Background: Excessive weight gain during pregnancy is common and has been shown to be associated with increased long-term maternal weight. However, less is known on whether there is a cumulative effect of excessive gestational weight gain (GWG) over multiple pregnancies. Methods: Data from the Study of Women’s Health Across the Nation were used, restricted to parous women with no history of stillbirth or premature birth. The effect of the number of excessive GWG pregnancies on body mass index (BMI) in midlife (age 42-53) was analyzed using multivariable linear regression. Fully adjusted models included parity, inadequate GWG, demographic, and behavioral characteristics. Results: The 1181 women included in this analysis reported a total of 2693 births. Overall, 466 (39.5%) were categorized as having at least one pregnancy with excessive GWG. The median BMI at midlife was 26.0 kg/m2 (interquartile range 22.5-31.1). In fully adjusted models, each additional pregnancy with excessive GWG was associated with 0.021 higher estimated log BMI (p = 0.031).

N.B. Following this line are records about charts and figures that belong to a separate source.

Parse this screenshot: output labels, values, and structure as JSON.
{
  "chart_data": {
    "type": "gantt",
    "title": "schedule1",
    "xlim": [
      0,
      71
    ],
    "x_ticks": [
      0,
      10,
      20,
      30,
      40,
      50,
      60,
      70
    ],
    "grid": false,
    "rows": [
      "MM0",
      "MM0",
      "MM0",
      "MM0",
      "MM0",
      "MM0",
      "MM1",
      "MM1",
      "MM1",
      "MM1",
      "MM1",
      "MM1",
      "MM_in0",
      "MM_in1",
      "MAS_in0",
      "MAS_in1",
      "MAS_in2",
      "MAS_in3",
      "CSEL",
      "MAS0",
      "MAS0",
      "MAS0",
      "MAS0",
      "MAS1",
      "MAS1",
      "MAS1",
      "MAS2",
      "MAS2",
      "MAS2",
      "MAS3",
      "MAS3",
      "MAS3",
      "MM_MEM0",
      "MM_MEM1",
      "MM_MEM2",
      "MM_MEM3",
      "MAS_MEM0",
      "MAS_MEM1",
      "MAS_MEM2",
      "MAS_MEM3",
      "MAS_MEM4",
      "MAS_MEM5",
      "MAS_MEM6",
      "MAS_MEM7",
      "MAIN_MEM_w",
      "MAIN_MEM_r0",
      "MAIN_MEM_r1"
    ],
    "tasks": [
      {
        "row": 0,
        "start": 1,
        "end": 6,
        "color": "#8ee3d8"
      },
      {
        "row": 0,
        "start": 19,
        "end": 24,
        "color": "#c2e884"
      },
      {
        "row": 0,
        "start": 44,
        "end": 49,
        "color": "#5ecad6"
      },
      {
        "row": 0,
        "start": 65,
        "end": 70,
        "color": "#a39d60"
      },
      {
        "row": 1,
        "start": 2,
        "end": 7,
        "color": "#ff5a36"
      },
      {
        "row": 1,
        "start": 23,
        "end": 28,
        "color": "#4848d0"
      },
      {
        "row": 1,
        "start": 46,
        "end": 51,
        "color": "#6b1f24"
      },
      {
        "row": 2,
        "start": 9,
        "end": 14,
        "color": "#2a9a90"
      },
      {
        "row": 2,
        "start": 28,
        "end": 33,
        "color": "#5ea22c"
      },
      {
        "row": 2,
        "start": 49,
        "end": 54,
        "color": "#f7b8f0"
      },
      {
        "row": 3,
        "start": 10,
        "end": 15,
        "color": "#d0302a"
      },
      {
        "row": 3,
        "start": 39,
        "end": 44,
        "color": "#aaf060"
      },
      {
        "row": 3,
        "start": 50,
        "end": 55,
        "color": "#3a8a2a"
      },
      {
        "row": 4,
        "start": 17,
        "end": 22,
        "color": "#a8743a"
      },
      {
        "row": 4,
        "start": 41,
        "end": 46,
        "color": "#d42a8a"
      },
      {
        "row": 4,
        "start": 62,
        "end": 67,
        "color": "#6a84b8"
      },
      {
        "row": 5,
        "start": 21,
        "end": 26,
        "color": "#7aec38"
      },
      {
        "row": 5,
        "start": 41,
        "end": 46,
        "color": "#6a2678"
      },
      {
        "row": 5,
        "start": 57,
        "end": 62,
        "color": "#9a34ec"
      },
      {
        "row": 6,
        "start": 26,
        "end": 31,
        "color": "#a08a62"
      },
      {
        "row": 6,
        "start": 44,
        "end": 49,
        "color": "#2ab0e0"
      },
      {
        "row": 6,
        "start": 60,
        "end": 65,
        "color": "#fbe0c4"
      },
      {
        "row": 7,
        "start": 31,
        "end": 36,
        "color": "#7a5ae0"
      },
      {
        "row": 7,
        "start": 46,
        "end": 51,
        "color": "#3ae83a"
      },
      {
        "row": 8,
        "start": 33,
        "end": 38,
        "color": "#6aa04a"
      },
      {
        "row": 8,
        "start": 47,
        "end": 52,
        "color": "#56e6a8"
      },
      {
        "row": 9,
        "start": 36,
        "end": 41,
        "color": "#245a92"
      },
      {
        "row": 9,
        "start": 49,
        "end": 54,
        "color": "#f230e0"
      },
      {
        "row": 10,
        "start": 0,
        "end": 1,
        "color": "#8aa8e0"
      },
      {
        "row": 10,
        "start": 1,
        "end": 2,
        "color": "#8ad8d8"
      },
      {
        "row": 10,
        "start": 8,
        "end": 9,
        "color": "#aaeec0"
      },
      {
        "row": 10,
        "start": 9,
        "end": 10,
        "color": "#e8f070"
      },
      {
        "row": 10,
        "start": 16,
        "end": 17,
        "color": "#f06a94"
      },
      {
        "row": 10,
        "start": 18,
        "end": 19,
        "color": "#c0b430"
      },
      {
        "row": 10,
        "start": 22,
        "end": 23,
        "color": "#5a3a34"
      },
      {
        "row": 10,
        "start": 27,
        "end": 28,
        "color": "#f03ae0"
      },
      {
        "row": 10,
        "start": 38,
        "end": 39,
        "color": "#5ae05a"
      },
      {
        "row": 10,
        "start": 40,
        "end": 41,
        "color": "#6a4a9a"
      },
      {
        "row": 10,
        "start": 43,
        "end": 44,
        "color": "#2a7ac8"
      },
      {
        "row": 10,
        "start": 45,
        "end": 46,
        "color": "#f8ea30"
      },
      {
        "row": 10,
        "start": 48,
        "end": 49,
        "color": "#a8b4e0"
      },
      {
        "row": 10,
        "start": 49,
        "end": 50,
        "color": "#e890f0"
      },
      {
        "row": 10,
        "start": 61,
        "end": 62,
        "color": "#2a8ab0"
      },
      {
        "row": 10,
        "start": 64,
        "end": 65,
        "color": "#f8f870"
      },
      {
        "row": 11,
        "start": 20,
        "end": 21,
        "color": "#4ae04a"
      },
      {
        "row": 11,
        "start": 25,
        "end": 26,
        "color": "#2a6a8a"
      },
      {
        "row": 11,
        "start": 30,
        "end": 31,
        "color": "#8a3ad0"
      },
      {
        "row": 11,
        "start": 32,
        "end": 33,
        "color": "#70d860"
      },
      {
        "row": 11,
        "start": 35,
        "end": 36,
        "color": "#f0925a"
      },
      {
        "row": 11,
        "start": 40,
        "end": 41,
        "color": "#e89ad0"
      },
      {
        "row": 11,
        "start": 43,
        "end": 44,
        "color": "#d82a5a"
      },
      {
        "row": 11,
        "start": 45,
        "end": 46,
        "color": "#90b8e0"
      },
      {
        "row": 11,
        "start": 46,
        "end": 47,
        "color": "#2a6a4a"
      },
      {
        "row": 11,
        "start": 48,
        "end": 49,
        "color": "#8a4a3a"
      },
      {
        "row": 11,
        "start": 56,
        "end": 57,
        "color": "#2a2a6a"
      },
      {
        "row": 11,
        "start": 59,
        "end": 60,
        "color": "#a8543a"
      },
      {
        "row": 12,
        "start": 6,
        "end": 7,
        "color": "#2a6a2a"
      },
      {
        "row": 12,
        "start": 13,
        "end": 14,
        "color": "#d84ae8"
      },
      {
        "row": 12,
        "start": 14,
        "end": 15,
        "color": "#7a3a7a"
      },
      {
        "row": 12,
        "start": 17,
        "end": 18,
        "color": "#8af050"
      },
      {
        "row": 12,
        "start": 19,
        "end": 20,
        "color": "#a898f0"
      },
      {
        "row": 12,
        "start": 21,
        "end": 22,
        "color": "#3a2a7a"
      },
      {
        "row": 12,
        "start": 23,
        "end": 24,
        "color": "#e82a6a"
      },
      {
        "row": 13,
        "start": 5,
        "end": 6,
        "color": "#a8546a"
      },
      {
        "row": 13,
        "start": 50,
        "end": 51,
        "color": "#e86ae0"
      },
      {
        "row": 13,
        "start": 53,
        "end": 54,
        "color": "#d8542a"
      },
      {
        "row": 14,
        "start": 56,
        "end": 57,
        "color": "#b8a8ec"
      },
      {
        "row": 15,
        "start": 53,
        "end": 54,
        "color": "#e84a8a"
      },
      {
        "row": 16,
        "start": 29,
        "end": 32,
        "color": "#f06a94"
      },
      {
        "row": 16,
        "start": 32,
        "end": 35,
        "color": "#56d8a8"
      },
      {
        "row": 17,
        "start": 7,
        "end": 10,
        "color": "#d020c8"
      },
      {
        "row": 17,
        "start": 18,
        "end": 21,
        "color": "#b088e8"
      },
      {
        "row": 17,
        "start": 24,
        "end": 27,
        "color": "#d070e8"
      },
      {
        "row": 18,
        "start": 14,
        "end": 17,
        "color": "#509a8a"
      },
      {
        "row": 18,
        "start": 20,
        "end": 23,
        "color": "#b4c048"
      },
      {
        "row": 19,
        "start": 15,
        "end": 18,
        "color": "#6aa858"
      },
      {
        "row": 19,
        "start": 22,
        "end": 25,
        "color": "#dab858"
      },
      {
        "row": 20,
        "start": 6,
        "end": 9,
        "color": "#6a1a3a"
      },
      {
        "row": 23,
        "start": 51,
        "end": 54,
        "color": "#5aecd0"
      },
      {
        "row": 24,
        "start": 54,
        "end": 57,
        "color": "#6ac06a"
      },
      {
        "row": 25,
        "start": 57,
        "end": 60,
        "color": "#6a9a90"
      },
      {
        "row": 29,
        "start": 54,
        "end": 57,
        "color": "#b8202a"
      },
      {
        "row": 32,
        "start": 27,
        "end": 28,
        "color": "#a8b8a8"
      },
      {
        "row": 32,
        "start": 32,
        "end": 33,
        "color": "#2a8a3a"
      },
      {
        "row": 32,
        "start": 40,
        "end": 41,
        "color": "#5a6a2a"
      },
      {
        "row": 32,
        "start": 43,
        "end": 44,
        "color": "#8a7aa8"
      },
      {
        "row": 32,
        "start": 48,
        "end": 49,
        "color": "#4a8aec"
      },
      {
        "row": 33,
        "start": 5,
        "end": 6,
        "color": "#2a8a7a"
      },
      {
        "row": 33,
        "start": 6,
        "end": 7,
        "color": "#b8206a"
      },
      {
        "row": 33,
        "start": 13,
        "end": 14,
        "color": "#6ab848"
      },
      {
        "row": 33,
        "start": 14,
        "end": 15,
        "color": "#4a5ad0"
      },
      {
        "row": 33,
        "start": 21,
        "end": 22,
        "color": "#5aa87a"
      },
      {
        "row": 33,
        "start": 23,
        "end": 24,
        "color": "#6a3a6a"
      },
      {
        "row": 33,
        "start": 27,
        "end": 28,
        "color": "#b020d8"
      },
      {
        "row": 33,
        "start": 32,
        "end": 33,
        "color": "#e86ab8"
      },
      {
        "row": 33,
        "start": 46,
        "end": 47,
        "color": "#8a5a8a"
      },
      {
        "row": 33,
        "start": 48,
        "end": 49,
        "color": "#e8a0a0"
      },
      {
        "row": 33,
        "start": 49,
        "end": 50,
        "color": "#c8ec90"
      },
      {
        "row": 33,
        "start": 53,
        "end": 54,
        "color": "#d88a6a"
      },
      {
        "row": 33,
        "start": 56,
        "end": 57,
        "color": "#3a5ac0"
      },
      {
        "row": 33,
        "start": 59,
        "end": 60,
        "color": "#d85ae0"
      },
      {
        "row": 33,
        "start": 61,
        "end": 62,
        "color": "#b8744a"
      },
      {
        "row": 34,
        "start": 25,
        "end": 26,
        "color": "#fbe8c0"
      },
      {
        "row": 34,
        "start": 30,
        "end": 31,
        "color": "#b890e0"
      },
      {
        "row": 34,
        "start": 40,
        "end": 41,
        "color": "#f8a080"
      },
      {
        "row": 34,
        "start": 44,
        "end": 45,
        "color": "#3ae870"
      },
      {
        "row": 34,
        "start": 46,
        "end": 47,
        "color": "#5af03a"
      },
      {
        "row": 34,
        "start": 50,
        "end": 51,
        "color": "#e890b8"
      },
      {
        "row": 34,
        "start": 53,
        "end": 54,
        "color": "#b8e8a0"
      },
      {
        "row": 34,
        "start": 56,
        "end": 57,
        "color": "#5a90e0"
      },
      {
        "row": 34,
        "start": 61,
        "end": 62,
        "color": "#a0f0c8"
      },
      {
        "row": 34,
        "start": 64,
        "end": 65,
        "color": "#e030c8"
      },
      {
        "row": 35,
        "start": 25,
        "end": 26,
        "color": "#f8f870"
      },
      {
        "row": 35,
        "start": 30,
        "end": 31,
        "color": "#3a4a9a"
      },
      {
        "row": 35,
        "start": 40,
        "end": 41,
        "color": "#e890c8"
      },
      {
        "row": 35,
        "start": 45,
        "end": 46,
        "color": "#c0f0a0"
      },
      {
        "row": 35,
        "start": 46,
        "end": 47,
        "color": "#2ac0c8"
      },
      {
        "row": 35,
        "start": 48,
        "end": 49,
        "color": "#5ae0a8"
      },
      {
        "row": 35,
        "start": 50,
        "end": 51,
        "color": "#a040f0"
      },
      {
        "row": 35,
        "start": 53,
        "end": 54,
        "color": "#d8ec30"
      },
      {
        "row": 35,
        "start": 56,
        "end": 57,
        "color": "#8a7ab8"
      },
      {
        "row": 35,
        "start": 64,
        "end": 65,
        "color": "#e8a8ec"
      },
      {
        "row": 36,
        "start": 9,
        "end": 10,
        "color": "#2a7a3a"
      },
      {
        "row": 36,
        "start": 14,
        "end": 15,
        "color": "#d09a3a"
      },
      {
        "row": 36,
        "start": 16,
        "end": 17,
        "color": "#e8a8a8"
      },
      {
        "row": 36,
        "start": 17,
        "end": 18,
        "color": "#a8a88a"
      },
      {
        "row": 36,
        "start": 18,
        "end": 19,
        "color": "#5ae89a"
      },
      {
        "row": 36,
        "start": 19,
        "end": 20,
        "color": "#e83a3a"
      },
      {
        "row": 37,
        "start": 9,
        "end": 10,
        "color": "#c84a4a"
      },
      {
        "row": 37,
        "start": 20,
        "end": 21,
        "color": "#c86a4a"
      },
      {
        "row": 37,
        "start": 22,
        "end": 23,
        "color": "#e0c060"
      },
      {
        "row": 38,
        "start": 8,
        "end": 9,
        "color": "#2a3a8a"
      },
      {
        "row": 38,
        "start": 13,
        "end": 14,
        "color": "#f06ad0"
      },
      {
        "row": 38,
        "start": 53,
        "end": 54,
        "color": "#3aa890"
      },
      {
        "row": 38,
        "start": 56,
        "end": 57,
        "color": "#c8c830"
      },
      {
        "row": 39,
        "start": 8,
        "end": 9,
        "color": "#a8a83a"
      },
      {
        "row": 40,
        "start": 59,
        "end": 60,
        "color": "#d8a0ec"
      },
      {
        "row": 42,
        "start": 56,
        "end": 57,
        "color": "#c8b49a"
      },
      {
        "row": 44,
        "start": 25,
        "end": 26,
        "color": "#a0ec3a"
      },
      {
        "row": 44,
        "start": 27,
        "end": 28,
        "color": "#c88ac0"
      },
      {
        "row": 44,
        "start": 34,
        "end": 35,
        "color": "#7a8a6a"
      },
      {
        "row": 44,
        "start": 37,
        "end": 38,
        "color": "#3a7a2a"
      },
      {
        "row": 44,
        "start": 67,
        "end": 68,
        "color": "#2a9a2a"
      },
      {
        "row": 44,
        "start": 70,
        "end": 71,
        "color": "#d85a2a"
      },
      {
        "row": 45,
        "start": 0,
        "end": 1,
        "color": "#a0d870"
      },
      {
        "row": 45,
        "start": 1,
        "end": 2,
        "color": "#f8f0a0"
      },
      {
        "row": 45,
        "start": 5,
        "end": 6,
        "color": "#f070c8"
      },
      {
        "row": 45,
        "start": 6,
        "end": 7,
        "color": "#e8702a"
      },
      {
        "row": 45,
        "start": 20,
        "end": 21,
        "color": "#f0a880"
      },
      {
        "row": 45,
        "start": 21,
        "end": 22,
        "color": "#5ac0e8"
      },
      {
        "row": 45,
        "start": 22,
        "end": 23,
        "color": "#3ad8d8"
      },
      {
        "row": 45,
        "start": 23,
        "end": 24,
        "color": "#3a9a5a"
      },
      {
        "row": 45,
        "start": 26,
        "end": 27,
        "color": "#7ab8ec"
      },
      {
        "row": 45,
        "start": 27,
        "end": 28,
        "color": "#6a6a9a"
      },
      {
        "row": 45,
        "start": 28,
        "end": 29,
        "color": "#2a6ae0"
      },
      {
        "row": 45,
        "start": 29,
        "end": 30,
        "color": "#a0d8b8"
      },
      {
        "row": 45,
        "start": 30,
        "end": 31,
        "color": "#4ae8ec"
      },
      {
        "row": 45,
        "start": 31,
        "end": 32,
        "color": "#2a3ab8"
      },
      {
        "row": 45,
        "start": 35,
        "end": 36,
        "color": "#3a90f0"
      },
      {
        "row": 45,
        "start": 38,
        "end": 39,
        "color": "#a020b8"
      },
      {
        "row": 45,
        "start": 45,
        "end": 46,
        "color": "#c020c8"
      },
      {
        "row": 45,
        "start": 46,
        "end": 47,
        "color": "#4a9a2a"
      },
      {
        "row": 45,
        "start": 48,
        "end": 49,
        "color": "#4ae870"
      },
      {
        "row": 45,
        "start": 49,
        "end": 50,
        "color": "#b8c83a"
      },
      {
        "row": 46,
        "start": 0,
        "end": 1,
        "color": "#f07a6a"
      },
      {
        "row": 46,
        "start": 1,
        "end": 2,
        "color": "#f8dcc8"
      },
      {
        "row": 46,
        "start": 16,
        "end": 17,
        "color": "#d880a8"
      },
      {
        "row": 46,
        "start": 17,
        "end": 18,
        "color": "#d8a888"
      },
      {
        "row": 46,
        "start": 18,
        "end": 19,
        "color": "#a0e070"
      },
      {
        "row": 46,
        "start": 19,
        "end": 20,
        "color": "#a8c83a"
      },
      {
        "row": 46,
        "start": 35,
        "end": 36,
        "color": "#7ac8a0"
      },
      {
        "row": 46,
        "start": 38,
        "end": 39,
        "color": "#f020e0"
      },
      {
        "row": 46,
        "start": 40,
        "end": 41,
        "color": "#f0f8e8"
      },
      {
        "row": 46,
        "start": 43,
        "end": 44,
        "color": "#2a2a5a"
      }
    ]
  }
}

Among women with 1-3 births, adjusted mean (95% confidence interval) BMI for those with 0, 1, 2, and 3 excessive GWG pregnancies was 25.4 (24.9-25.9), 26.8 (26.1-27.5), 27.5 (26.6-28.4), and 28.8 (27.3-30.5), respectively. Conclusions: In this multiethnic study of women with a history of term live births, the number of pregnancies with excessive GWG was associated with increased maternal BMI in midlife. Our findings suggest that prevention of excessive GWG at any point in a woman’s reproductive history can have an impact on long-term maternal health.

Authors: Hutchins F; Abrams B; Brooks M; Colvin A; Moore Simas T; Rosal M; Sternfeld B; Crawford S

J Womens Health (Larchmt). 2020 02;29(2):148-157. Epub 2019-11-27.